Result:The dataset is added to the list in the You Selected panel.
3Adjust the import settings as needed. See the Adjust the import settings section of this article for more information.

Adjust the import settings

Once a dataset is selected, Paxata uses analyzes your data to determine the right settings for the best results. But data isn’t a one-size-fits all kind of thing. Sometimes, you need to tweak the settings to get them just right. This section provides information on how to adjust some of the more universal settings of a dataset prior to import. For specific information about a setting, hover your cursor over the help tip(question mark) button.


The following are a few of the frequent and more basic settings you can adjust:

To ...Then ...
Add a tagIn the Your Options panel, type or select the tag from the Tags drop-down.
Add a column to show the source file lineage

In the Your Options panel, toggle the 'Add column to show source file' button.

Result: The new Source File column will be added to the end of the dataset showing the path of the source file for every imported row.
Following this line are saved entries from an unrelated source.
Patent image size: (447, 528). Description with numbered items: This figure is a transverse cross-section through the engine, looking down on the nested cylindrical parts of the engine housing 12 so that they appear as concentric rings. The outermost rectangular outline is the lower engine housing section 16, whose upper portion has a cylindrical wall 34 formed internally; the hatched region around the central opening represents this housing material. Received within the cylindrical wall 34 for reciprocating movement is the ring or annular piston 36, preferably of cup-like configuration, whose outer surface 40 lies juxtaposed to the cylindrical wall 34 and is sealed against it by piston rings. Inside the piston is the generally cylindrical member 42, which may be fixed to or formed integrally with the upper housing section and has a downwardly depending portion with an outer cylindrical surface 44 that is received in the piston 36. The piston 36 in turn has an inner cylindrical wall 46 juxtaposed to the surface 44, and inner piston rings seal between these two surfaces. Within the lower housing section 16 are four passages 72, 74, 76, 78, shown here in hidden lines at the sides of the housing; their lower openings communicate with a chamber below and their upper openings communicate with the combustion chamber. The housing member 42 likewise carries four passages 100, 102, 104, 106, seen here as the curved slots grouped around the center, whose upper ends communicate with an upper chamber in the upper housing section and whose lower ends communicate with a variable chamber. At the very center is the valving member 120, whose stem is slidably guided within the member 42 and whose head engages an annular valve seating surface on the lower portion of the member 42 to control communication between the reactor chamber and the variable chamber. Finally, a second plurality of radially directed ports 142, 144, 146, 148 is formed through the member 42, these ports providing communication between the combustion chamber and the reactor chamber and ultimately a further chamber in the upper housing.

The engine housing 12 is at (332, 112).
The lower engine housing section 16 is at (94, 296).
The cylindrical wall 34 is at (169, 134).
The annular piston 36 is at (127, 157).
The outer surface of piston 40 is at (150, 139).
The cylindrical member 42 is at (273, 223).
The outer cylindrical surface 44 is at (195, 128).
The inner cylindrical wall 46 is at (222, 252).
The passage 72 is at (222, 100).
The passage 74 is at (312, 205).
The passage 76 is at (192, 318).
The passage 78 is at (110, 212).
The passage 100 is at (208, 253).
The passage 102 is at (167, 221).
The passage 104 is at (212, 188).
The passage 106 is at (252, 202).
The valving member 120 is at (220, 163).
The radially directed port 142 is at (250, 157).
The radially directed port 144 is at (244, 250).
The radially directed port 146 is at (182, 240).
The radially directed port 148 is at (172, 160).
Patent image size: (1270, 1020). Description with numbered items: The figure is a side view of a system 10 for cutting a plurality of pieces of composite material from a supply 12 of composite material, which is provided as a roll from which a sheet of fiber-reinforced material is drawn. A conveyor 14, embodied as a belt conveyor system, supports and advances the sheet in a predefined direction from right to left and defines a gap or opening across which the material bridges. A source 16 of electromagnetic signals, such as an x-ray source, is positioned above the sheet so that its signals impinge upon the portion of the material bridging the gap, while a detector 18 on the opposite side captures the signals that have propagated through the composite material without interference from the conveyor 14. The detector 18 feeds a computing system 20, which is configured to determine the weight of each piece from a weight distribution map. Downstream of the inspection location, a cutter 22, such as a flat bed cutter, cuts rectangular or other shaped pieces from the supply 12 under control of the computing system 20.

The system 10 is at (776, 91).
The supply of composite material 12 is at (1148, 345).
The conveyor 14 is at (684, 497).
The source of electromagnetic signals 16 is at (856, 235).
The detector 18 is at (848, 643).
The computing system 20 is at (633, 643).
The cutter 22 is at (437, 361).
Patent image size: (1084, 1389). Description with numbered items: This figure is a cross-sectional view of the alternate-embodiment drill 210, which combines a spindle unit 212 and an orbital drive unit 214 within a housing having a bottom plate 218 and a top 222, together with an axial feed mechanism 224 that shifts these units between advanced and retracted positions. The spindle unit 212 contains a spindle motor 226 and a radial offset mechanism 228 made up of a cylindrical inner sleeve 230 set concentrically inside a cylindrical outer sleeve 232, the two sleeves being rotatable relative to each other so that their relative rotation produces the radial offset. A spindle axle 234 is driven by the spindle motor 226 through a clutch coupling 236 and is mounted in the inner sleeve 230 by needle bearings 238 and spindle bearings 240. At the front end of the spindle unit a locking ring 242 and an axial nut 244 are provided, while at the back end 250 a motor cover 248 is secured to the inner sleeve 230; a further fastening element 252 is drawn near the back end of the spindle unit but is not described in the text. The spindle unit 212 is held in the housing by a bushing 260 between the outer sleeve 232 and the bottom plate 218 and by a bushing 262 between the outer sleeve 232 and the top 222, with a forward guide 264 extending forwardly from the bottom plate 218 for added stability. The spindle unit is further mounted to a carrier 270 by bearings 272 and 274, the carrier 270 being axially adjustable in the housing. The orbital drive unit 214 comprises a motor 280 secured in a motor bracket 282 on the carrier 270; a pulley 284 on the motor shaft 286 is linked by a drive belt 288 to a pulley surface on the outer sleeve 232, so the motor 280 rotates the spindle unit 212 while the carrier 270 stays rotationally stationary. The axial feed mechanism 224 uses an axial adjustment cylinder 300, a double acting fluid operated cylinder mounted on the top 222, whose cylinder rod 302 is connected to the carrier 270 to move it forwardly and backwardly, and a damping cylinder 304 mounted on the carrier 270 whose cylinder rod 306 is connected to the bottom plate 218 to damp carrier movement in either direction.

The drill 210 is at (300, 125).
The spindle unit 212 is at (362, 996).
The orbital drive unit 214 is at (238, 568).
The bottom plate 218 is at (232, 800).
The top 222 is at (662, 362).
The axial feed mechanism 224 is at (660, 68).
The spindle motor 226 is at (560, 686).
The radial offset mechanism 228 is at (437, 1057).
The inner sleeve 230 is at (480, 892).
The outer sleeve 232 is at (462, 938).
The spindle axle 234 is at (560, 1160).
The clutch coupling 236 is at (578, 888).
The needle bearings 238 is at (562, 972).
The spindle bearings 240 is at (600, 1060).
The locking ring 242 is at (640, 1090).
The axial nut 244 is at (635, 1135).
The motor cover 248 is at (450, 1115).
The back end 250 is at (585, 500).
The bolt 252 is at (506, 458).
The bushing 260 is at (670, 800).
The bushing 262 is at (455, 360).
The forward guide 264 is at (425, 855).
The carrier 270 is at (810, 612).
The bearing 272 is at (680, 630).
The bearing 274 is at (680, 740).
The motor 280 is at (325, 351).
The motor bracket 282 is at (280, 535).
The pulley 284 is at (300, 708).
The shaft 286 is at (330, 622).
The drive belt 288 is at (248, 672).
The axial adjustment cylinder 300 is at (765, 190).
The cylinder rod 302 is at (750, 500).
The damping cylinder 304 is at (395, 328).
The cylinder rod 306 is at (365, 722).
Change the format of the datasetIn the You Selected panel, select the format you want to apply to the dataset from the Format drop-down. See the "Supported Formats" table below for more information.
Change the name of a dataset

In the Your Options panel:

  1. Type the new name in the Name field.
  2. Click Show Preview.
Result: The column name is updated in the preview.
Exclude columns from import

In the Preview panel:

  1. Click Edit Columns.
  2. Deselect the columns you don’t want to import.
  3. Click Show Preview.
Result: The Preview panel displays a preview of the dataset. The deselected columns are removed from the preview.
Import additional worksheets from the same Excel file

For each additional worksheet:

  1. In the You Selected panel, add the Excel file again, see the Add a dataset again section of this article.
  2. In the Your Options panel, select the worksheet to import from the Worksheet drop-down.
Rearrange the columns

In the Preview panel:

  1. Click Edit Columns.
  2. Click the up arrow or down arrow until the column is in the position you want.
  3. Click Show Preview.
Rename a column

In the Preview panel:

  1. Click Edit Columns.
  2. Click Edit (pencil icon) and type the new name.
  3. Click Show Preview.

Supported Formats

For file-based connectors, the common formats are listed in the table below. For information wildcard and globbing support, see “Wildcards and Globbing”. Paxata's Intelligent Ingest identifies the format of the file by looking into the contents of the file instead of relying on the file extension. Even if your file does not have an extension or has an incorrect extension, Paxata will correctly identify the format. 

Common FormatImport support for wildcards and globbing

Delimited files
(CSV, TSV, etc.)

Yes
Fixed-width column dataYes
JSONYes
XMLYes
Apache AvroYes

Microsoft Excel
(XLS, XLSX)

No. See "Wildcards and Globbing"
SAS BDATYes

Paxata supports the import of compressed files in one of the following formats: Deflate, LZ4, Snappy, ZIP, Gzip, or Bzip. In general, the decompressed file must be a common format as listed in the previous table. Additionally, connectors that support Parquet files also support compressed versions of Parquet files.

Note: When importing a ZIP file that contains multiple files, the largest file in the compressed set is automatically identified and selected for import to the Library.



Glossary

The following definitions for terms used in this document.

TermDefinition
AnswerSetLike a dataset except that it is the published result of your data prep.
Base datasetThe data on which all other action in the Project will be performed.
Data sourceThe source of your dataset
DatasetData that is imported into the Data Library is called a dataset.
FiltergramThe combination of the functionality of filters with the power of histograms.
GlobThe result of combining multiple datasets into one dataset during import.